Seit 2014 kommen einmal im Monat im English Folk Club in Hausen junge und alte Talente zusammen und zeigen den Gästen, was sie so drauf haben. Man muss kein Profi sein, um mitzumachen. Das Schöne daran: Das Publikum ist den Darstellern stets gewogen. Unterhaltung ist das schlichte Ziel. Genau darum geht es nun auch am Samstag beim International Folk Festival im Konzertsaal des Gasthauses Rhön Adler, zu dem abends ab 19.30 Uhr musikalische Gäste aus der Region, aber auch aus Syrien und Peru erwartet werden.

Dennis Dennehy, Musiker und Songwriter mit irischen Wurzeln aus Bad Kissingen, hatte vor Jahren die Idee, musikalischen Talenten, - ob Profis oder Laien - in der Kurstadt eine Plattform zu bieten. Anfangs kamen wenige, denn es musste sich erst mal herumsprechen.


Wer kommt, kann mitmachen

Wer kommt, ist da und kann etwas zum Besten geben. Aber alles ist freiwillig. Dabei handelt es sich um Sänger, Gitarristen, Musiker mit Akkordeon, Kontrabass, Flöte, Dudelsack, Mundharmonika oder auch Geige. Und nicht zu vergessen: Auch Dichter und Autoren sind dabei. Es kommen Menschen aller Altersgruppen, sagt Dennehy im Gespräch mit der Redaktion. Es waren schon Kinder mit den Eltern da. Und der älteste Teilnehmer war 80. Wer sich entschließt, seine Kunst im Rhön Adler zu zeigen, spielt oder spricht meist ungefähr eine Viertelstunde. Dann ist der Nächste dran.

Inzwischen steht hinter dem English Folk Club sogar eine Art Interessengemeinschaft - so nennt es Dennehy. Das heißt, zwischen zehn und 20 Stamm-Gruppen bzw. Personen sind das Jahr über immer wieder mit von der Partie. Es sind jedoch nicht nur Künstler aus heimischen Gefilden, sondern auch aus Haßfurt, Bamberg oder Würzburg darunter. Einer stammt sogar von der Nordseeinsel Spiekeroog. Laut Dennehy kommt er jedes Mal vorbei, wenn er hier in der Gegend zu tun hat.


Mit Dudelsack

Beim Folk Festival am Samstag greifen zunächst die Leute vom Club selbst zu den Instrumenten. Danach ist die Glen Regnitz Pipe Band aus dem Raum Bamberg/Nürnberg dran. Das dürfte schon ein Highlight sein, wenn die Musiker rund um ihren Pipe Major Horst Blank zu den Dudelsäcken greifen.
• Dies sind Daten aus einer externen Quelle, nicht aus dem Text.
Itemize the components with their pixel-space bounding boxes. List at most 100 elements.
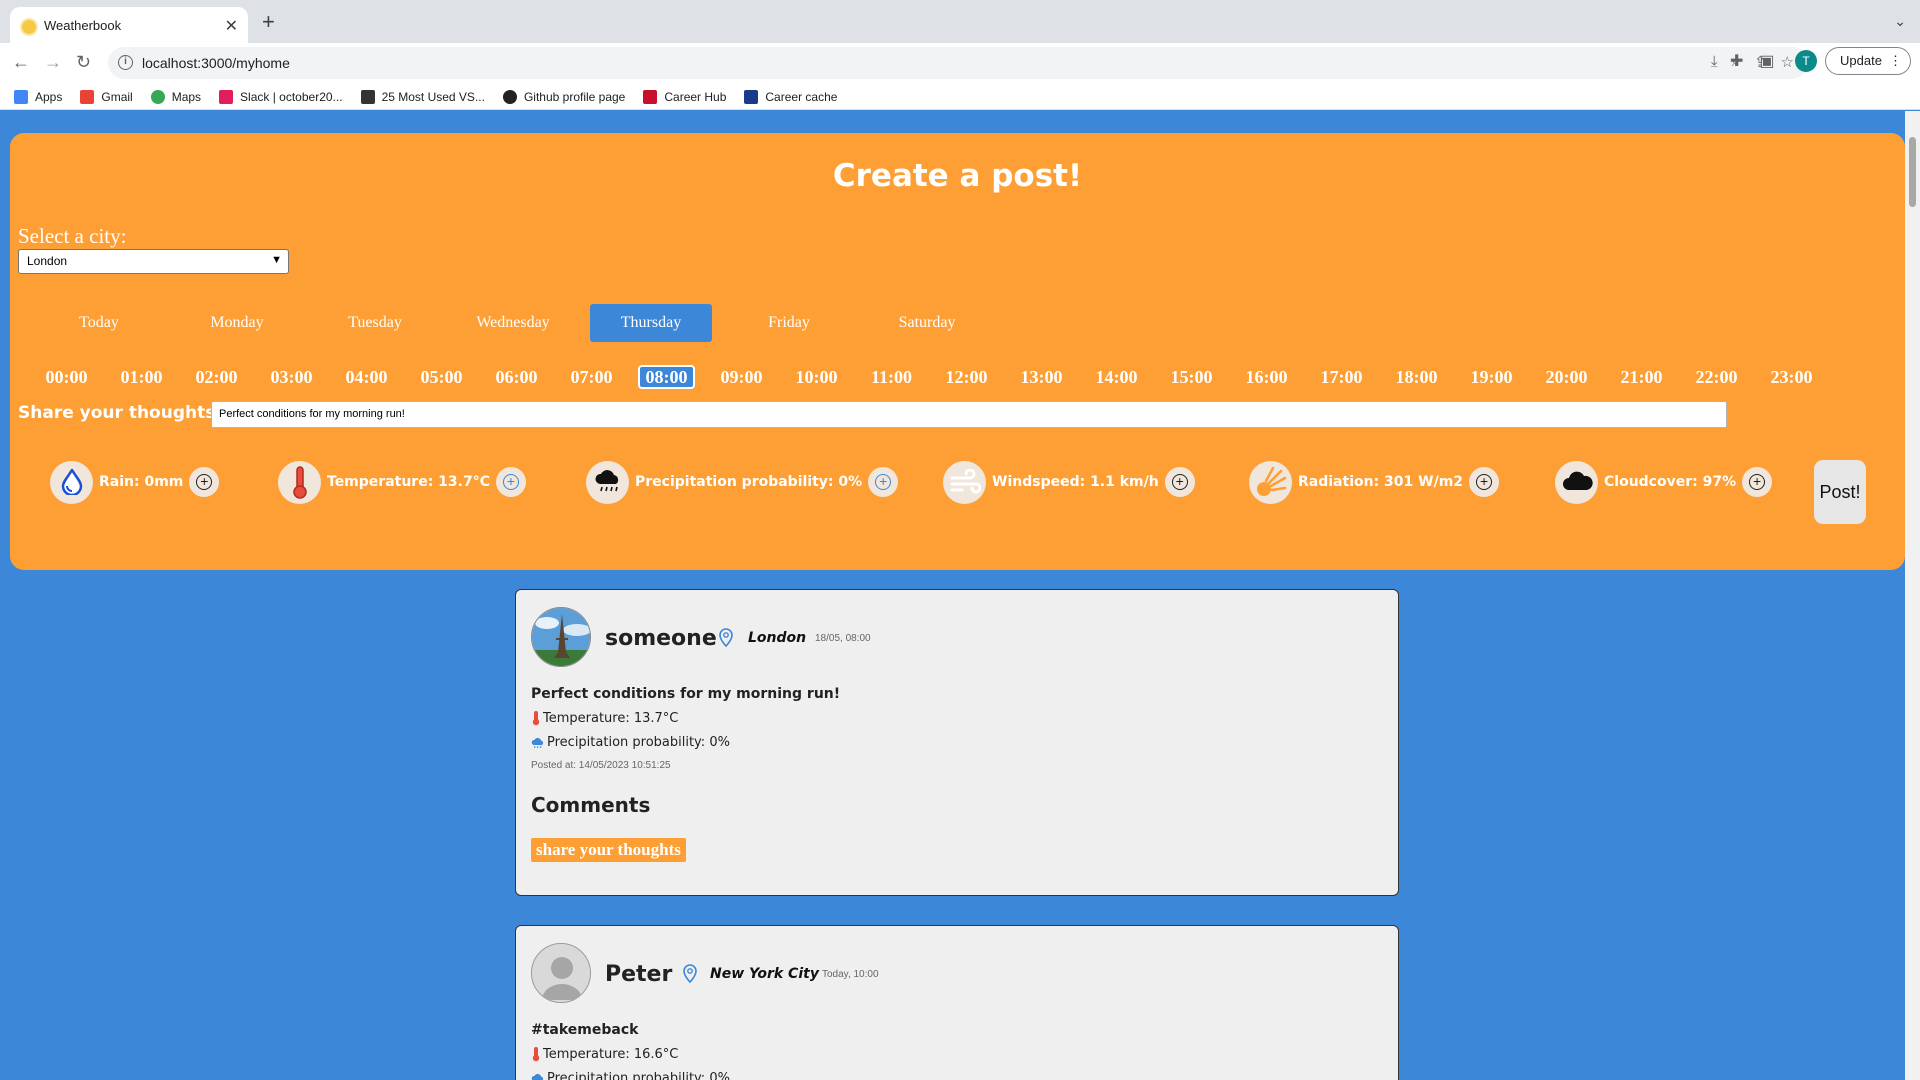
post-forecast-time: Today, 10:00 [822,969,879,980]
hour-option[interactable]: 10:00 [788,365,845,389]
metric-windspeed: Windspeed: 1.1 km/h + [943,460,1195,504]
add-temperature-button[interactable]: + [496,467,526,497]
tab-today[interactable]: Today [38,304,160,342]
metric-cloudcover: Cloudcover: 97% + [1555,460,1773,504]
url-text: localhost:3000/myhome [142,55,290,71]
sun-radiation-icon [1249,460,1292,504]
site-info-icon[interactable]: i [118,55,133,70]
extensions-icon[interactable]: ✚ [1730,51,1743,71]
hour-option[interactable]: 11:00 [863,365,920,389]
add-rain-button[interactable]: + [189,467,220,497]
tab-wednesday[interactable]: Wednesday [452,304,574,342]
hour-option[interactable]: 06:00 [488,365,545,389]
chevron-down-icon: ▼ [271,254,282,266]
city-select[interactable]: London ▼ [18,249,289,274]
tab-friday[interactable]: Friday [728,304,850,342]
tab-saturday[interactable]: Saturday [866,304,988,342]
hour-option[interactable]: 03:00 [263,365,320,389]
bookmark-label: Career Hub [664,89,727,104]
eiffel-tower-photo-icon [532,608,590,666]
tab-thursday[interactable]: Thursday [590,304,712,342]
hour-option[interactable]: 18:00 [1388,365,1445,389]
page-scrollbar[interactable] [1905,111,1920,1080]
hour-option[interactable]: 08:00 [638,365,695,389]
tab-monday[interactable]: Monday [176,304,298,342]
vs-icon [360,89,375,104]
post-card: Peter New York City Today, 10:00 #takeme… [515,925,1399,1080]
post-temperature-text: Temperature: 13.7°C [543,710,679,726]
back-icon[interactable]: ← [12,52,30,73]
reload-icon[interactable]: ↻ [76,52,91,73]
post-timestamp: Posted at: 14/05/2023 10:51:25 [531,760,671,771]
address-bar[interactable]: i localhost:3000/myhome ⤓ ⌕ ⇪ ☆ [108,47,1808,79]
location-pin-icon [682,964,698,989]
bookmark-slack[interactable]: Slack | october20... [219,89,343,104]
post-temperature: Temperature: 16.6°C [531,1046,678,1062]
hour-option[interactable]: 21:00 [1613,365,1670,389]
hour-option[interactable]: 05:00 [413,365,470,389]
hour-option[interactable]: 15:00 [1163,365,1220,389]
hour-option[interactable]: 14:00 [1088,365,1145,389]
hour-option[interactable]: 19:00 [1463,365,1520,389]
new-tab-icon[interactable]: + [262,11,275,33]
weather-favicon-icon [22,20,36,34]
add-precipitation-button[interactable]: + [868,467,899,497]
hour-option[interactable]: 23:00 [1763,365,1820,389]
bookmark-star-icon[interactable]: ☆ [1781,53,1794,71]
add-radiation-button[interactable]: + [1469,467,1500,497]
bookmark-gmail[interactable]: Gmail [80,89,133,104]
hour-option[interactable]: 04:00 [338,365,395,389]
bookmark-github[interactable]: Github profile page [502,89,626,104]
hour-option[interactable]: 09:00 [713,365,770,389]
bookmark-career-cache[interactable]: Career cache [744,89,838,104]
hour-option[interactable]: 12:00 [938,365,995,389]
browser-toolbar: ← → ↻ i localhost:3000/myhome ⤓ ⌕ ⇪ ☆ [0,43,1920,84]
bookmark-label: Career cache [765,89,838,104]
thoughts-input[interactable]: Perfect conditions for my morning run! [211,401,1727,428]
hour-option[interactable]: 22:00 [1688,365,1745,389]
plus-circle-icon: + [503,474,519,490]
bookmark-apps[interactable]: Apps [14,89,62,104]
side-panel-icon[interactable]: ▣ [1759,51,1774,71]
tab-title: Weatherbook [44,18,122,33]
raindrop-icon [50,460,93,504]
avatar[interactable] [531,607,591,667]
avatar[interactable] [531,943,591,1003]
post-text: #takemeback [531,1022,639,1038]
bookmark-maps[interactable]: Maps [150,89,201,104]
metric-label: Temperature: 13.7°C [327,474,490,490]
metric-label: Windspeed: 1.1 km/h [992,474,1159,490]
hour-option[interactable]: 07:00 [563,365,620,389]
update-button[interactable]: Update ⋮ [1825,47,1911,75]
bookmark-label: Slack | october20... [240,89,343,104]
hour-option[interactable]: 17:00 [1313,365,1370,389]
hour-option[interactable]: 16:00 [1238,365,1295,389]
city-select-value: London [27,254,68,268]
bookmark-vs[interactable]: 25 Most Used VS... [360,89,485,104]
bookmark-label: Github profile page [523,89,626,104]
maps-pin-icon [150,89,165,104]
metric-precipitation: Precipitation probability: 0% + [586,460,899,504]
hour-option[interactable]: 01:00 [113,365,170,389]
post-username[interactable]: Peter [605,962,672,987]
location-pin-icon [718,628,734,653]
add-cloudcover-button[interactable]: + [1742,467,1773,497]
hour-option[interactable]: 02:00 [188,365,245,389]
scroll-thumb[interactable] [1909,137,1916,207]
bookmark-career-hub[interactable]: Career Hub [643,89,727,104]
tab-tuesday[interactable]: Tuesday [314,304,436,342]
post-username[interactable]: someone [605,626,717,651]
post-temperature: Temperature: 13.7°C [531,710,678,726]
comments-heading: Comments [531,793,651,817]
close-tab-icon[interactable]: ✕ [225,16,238,36]
add-windspeed-button[interactable]: + [1164,467,1195,497]
tab-search-icon[interactable]: ⌄ [1894,13,1906,30]
hour-option[interactable]: 20:00 [1538,365,1595,389]
install-icon[interactable]: ⤓ [1711,53,1718,71]
profile-avatar[interactable]: T [1795,50,1817,72]
post-button[interactable]: Post! [1814,460,1866,524]
hour-option[interactable]: 13:00 [1013,365,1070,389]
share-thoughts-button[interactable]: share your thoughts [531,838,686,862]
forward-icon[interactable]: → [44,52,62,73]
hour-option[interactable]: 00:00 [38,365,95,389]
Yousef Junid und Freunde (Schweinfurt) betreten später das Podium, um unter anderem auch syrische Klänge zum Besten zu geben. Junid ist dem ein oder anderen vielleicht schon ein Begriff, denn im vergangenen Jahr trat er beim Würzburger U & D bereits ans Mikrofon.
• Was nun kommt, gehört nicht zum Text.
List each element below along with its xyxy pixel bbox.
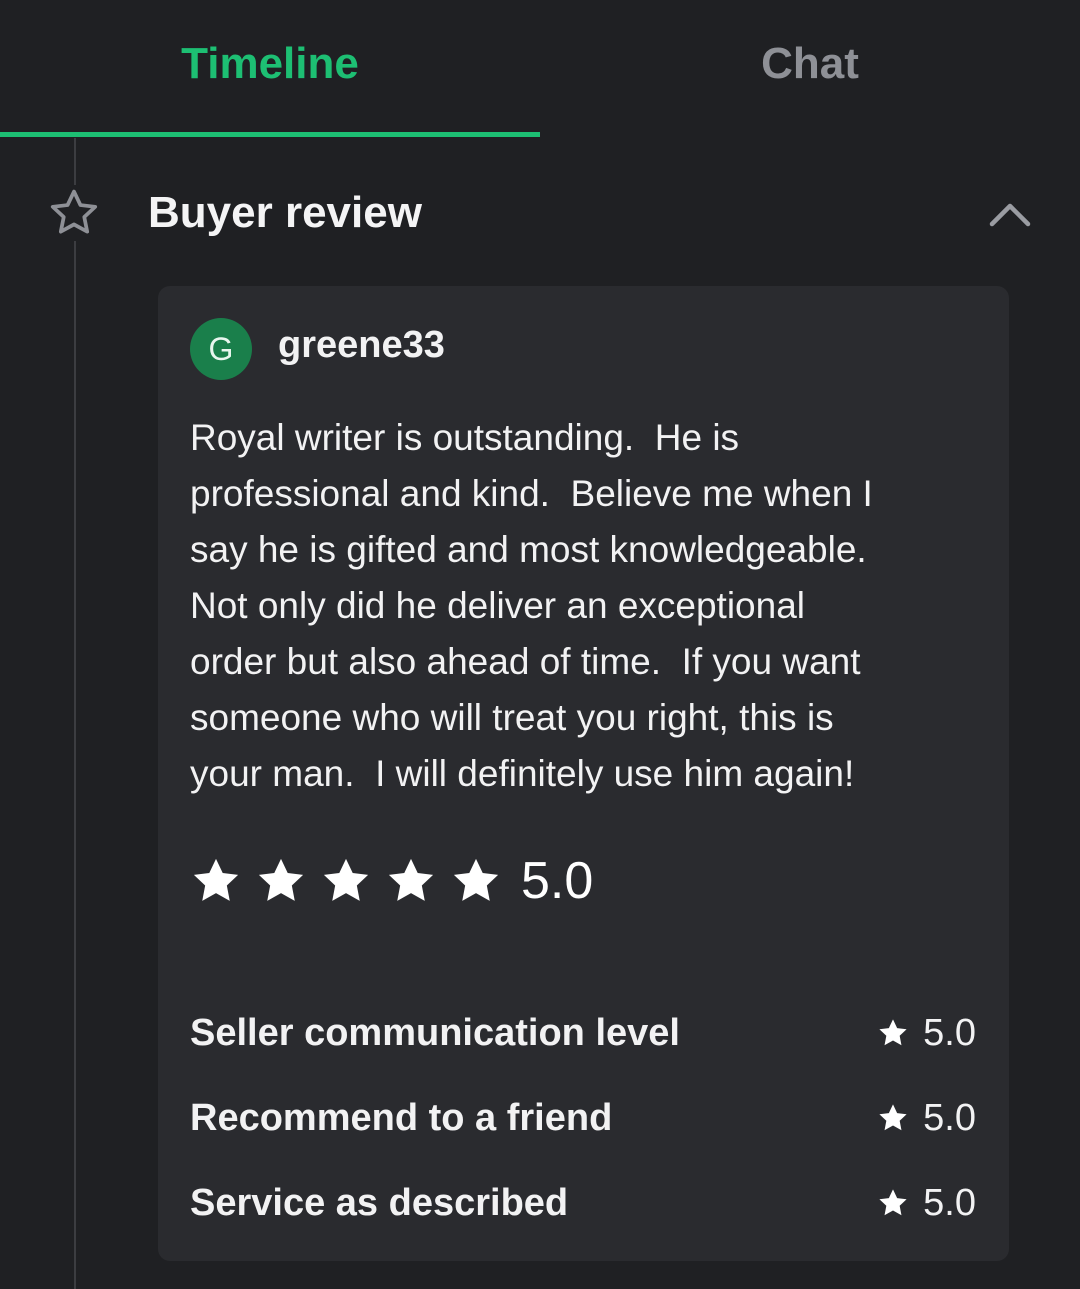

Zwischendurch sind immer wieder Künstler aus dem Folk Club unter den Interpreten. Und dann ist da auch noch die Gruppe Sabor a Peru, die unter anderem 2016 bei den Interkulturellen Wochen in Schweinfurt zu sehen war. Sie bieten eine farbenfrohe Show: Damals tanzten zwei Inkafrauen und drehten sich um einen stolzen Herrscher.
Erstmals verlangt der English Folk Club Eintritt. Denn man braucht schon etwas Geld, um solch einen Event zu organisieren, sagt Dennehy. So hat das Veranstaltungsteam für diesen Abend auch eine hochmoderne Lautsprecheranlage aus Bad Neustadt ausgeliehen. Zudem spielen die Gäste zwar kostenlos, aber das Kilometergeld muss bezahlt werden.

"Das Ganze ist ein Experiment. Vielleicht kommt kaum jemand, dann bleiben wir auf den Kosten sitzen", sagt Dennehy. "Vielleicht ist der Saal aber auch proppenvoll, dann machen wir 2018 eine Großveranstaltung daraus.